The recent testimony by Nicholas Eberstadt of the American Enterprise Institute also is must reading.
In just two generations, the government…has effectively become an entitlements machine. …transfers have become a major component in the family budget of the average American household-and our dependence on these government transfers continues to rise. …Fifty years into our great social experiment of massive expansion of entitlement programs, there is ample evidence to indicate that the unintended consequences of this reconfigutation of American political and economic life have been major and adverse.
You should read the entire testimony, which is a comprehensive explanation of how entitlements are eroding American exceptionalism.
And I’ve previously shared some of Eberstadt’s work on the growing dependency crisis in America.
In effect, our “social capital” of self reliance and the work ethic is being replaced by an entitlement mentality.
At the risk of understatement, that won’t end well. Heck, I don’t know which part is more depressing, the ever-growing burden of spending or the fact that more and more Americans think it’s okay to live off the labor of others.
All I can say for sure is that this combination never was, is not now, and never will be a recipe for national success.
Let’s conclude with some sage observations by George Melloan of the Wall Street Journal.

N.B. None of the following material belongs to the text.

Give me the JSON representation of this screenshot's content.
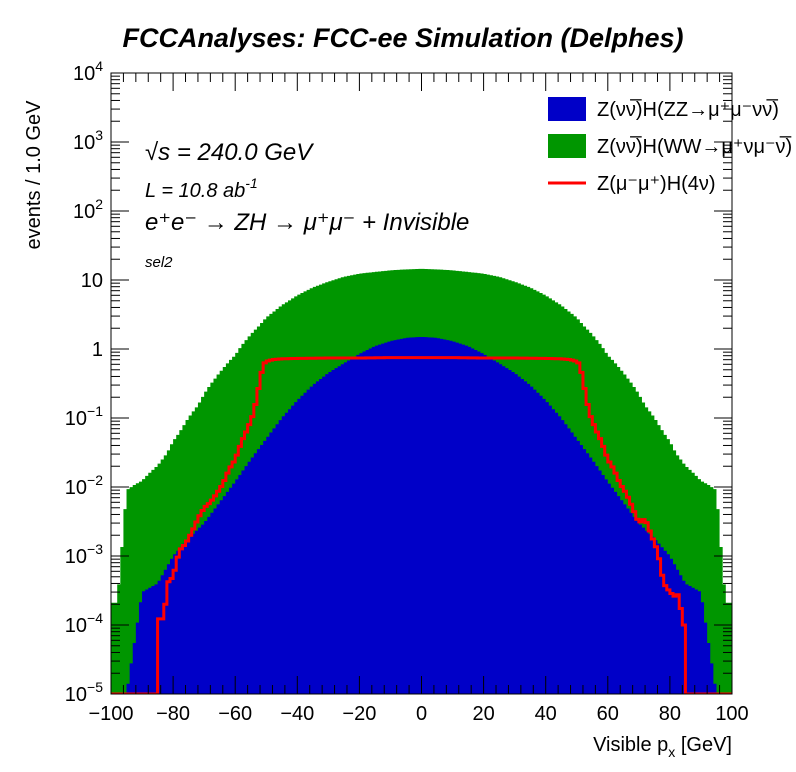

He summarizes the problem as being a combination of too much spending and too little political courage. Here’s the too-much-spending part.
…we seem richer than we actually are because we have borrowed so heavily from future generations. …the nation’s slow growth and rising debt are already reducing the opportunities for upward mobility. …Recent projections of the future cost of current government obligations certainly won’t relieve…people’s worries. Those promises have expanded far beyond any reasonable projection of the government’s ability to extract enough revenue to cover them. …The Congressional Budget Office projects a steady rise in “mandatory” (i.e., entitlement) costs as a share of GDP out into the distant future. …The upshot: Americans are deep in debt, mainly thanks to government excesses.
And here’s the too-little-political-courage part.
The only real answer is that the entitlement programs will have to be reformed, and sooner better than later, because the longer reform is postponed the greater the fiscal imbalance will become and the greater its drain will be… Donald Trump is out to lunch on this issue, as he is on most questions that require more than a fatuous sound-bite answer. As for Hillary…, forget about it.
Sigh, how depressing. It seems like America will be “Europeanized.”
For additional background on the issue of debt, unfunded liabilities, and present value, this video is a great tutorial.
P.S. I must have taken LSD or crack earlier this year. That’s the only logical explanation for saying I was optimistic about entitlement reform.